Gameboy Advance programming


A buddy of mine (Shu) and I decided yesterday to get together for the day and see how much of a GBA game we could write in a day. It was a fun learning experience. Both of us came to the table complete noobs in the GBA homebrew space and left the evening feeling pretty comfortable with how GBA games are designed and developed.

We targetted a platformer-esque game because we thought originally that it would be the easiest. Well it is and it isn’t. Platformers have very large maps and the GBA has big limitations on what size background images you can draw (256×256 or 512×512). Relying on the GBA hardware to handle the terrain/world/map (whatever you want to call it) isn’t ideal in a platformer. We ended up coding something that built the background on the fly using a much larger array stored in memory and a tile set. I then invested the rest of my time building a force-based approach to moving Mario so he could slide and skid around the map, and Shu spent his time building sprite code so Mario could chuck fireballs.

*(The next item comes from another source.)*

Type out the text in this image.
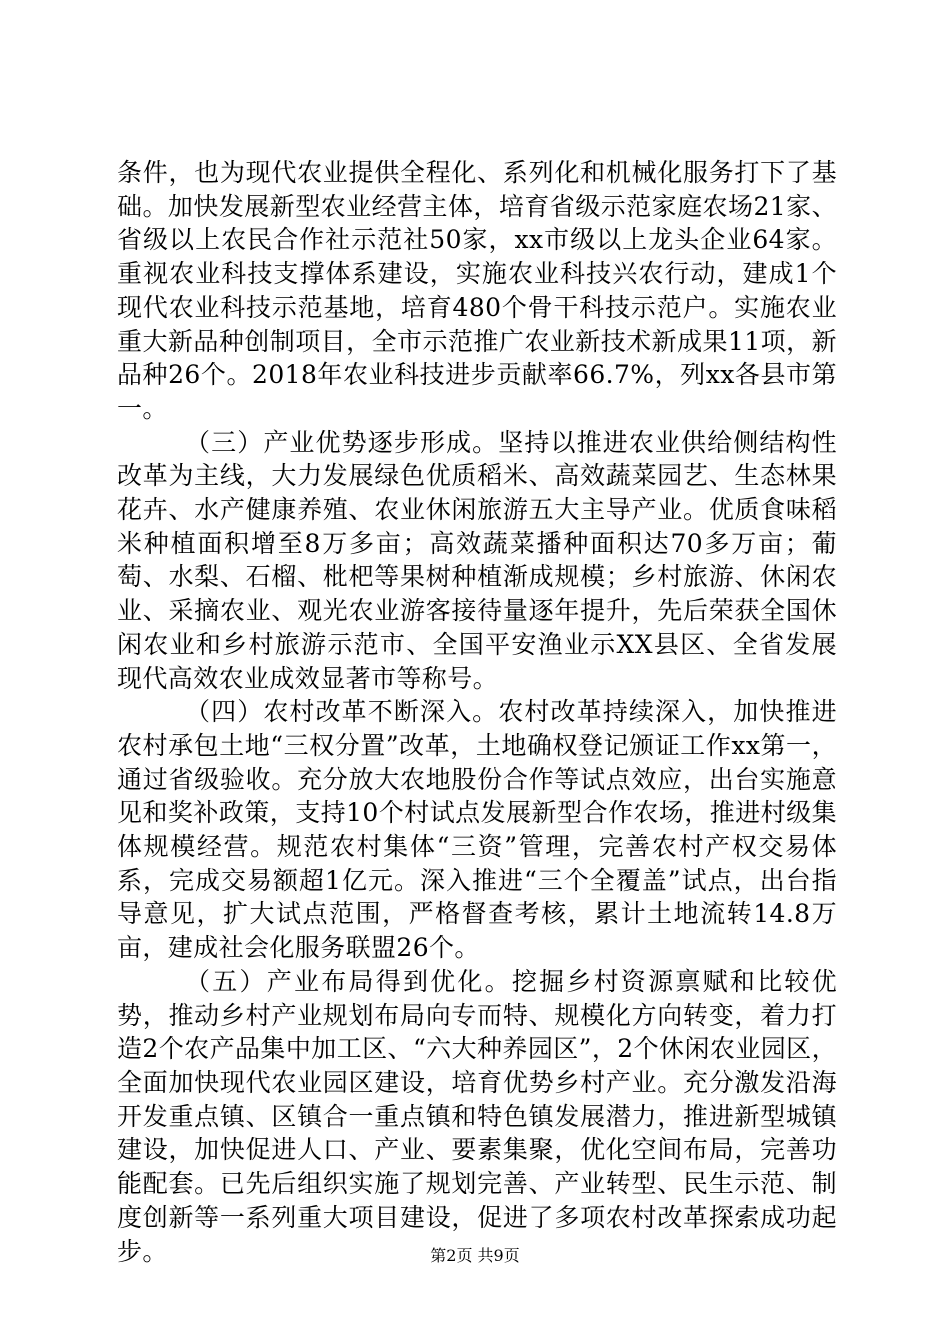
条件，也为现代农业提供全程化、系列化和机械化服务打下了基础。加快发展新型农业经营主体，培育省级示范家庭农场21家、省级以上农民合作社示范社50家，xx市级以上龙头企业64家。重视农业科技支撑体系建设，实施农业科技兴农行动，建成1个现代农业科技示范基地，培育480个骨干科技示范户。实施农业重大新品种创制项目，全市示范推广农业新技术新成果11项，新品种26个。2018年农业科技进步贡献率66.7%，列xx各县市第一。

（三）产业优势逐步形成。坚持以推进农业供给侧结构性改革为主线，大力发展绿色优质稻米、高效蔬菜园艺、生态林果花卉、水产健康养殖、农业休闲旅游五大主导产业。优质食味稻米种植面积增至8万多亩；高效蔬菜播种面积达70多万亩；葡萄、水梨、石榴、枇杷等果树种植渐成规模；乡村旅游、休闲农业、采摘农业、观光农业游客接待量逐年提升，先后荣获全国休闲农业和乡村旅游示范市、全国平安渔业示XX县区、全省发展现代高效农业成效显著市等称号。

（四）农村改革不断深入。农村改革持续深入，加快推进农村承包土地“三权分置”改革，土地确权登记颁证工作xx第一，通过省级验收。充分放大农地股份合作等试点效应，出台实施意见和奖补政策，支持10个村试点发展新型合作农场，推进村级集体规模经营。规范农村集体“三资”管理，完善农村产权交易体系，完成交易额超1亿元。深入推进“三个全覆盖”试点，出台指导意见，扩大试点范围，严格督查考核，累计土地流转14.8万亩，建成社会化服务联盟26个。

（五）产业布局得到优化。挖掘乡村资源禀赋和比较优势，推动乡村产业规划布局向专而特、规模化方向转变，着力打造2个农产品集中加工区、“六大种养园区”，2个休闲农业园区，全面加快现代农业园区建设，培育优势乡村产业。充分激发沿海开发重点镇、区镇合一重点镇和特色镇发展潜力，推进新型城镇建设，加快促进人口、产业、要素集聚，优化空间布局，完善功能配套。已先后组织实施了规划完善、产业转型、民生示范、制度创新等一系列重大项目建设，促进了多项农村改革探索成功起步。	第2页 共9页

The biggest hang-up for me and the reason I think we didn’t get farther was the toolset and the documentation. Beware if you’re considering getting into GBA development: I would recommend you just stay away from all the tutorials that are out there. I tried following several of them and they’re not only poorly written, but in many cases they’re outdated and innaccurate. I wasted probably 2-3 hours just trying to figure something out in one of the tutorials that just wasn’t possible on the latest version of the devkit. If you want to get into GBA development just go to the devkitpro website and don’t leave it.

Another big hang-up with the toolset were the map editors people have written for GBA. I hate to knock free software, but frankly they’re just a complete waste of time. One of the map editors only exports half of your data, and the other one adds nonsensical padding information into your map making a 33×31 map where it should be making a 32×32 map. In the end I scrapped the map editors and decided to just write the game so that I could pause it and edit the map directly in game. To retrieve my edited map the Visual Boy Advance emulator has a feature where you can dump a location of memory to a binary file. I edit the map and then in the game code I copy the data to a fixed, (hopefully) unused location in memory, dump the data to a binary file using VBA, and then use the ‘raw2c’ command line tool that comes with devkitarm to make a header file out of the new map. Instant map editor, and I can play the results as I go along.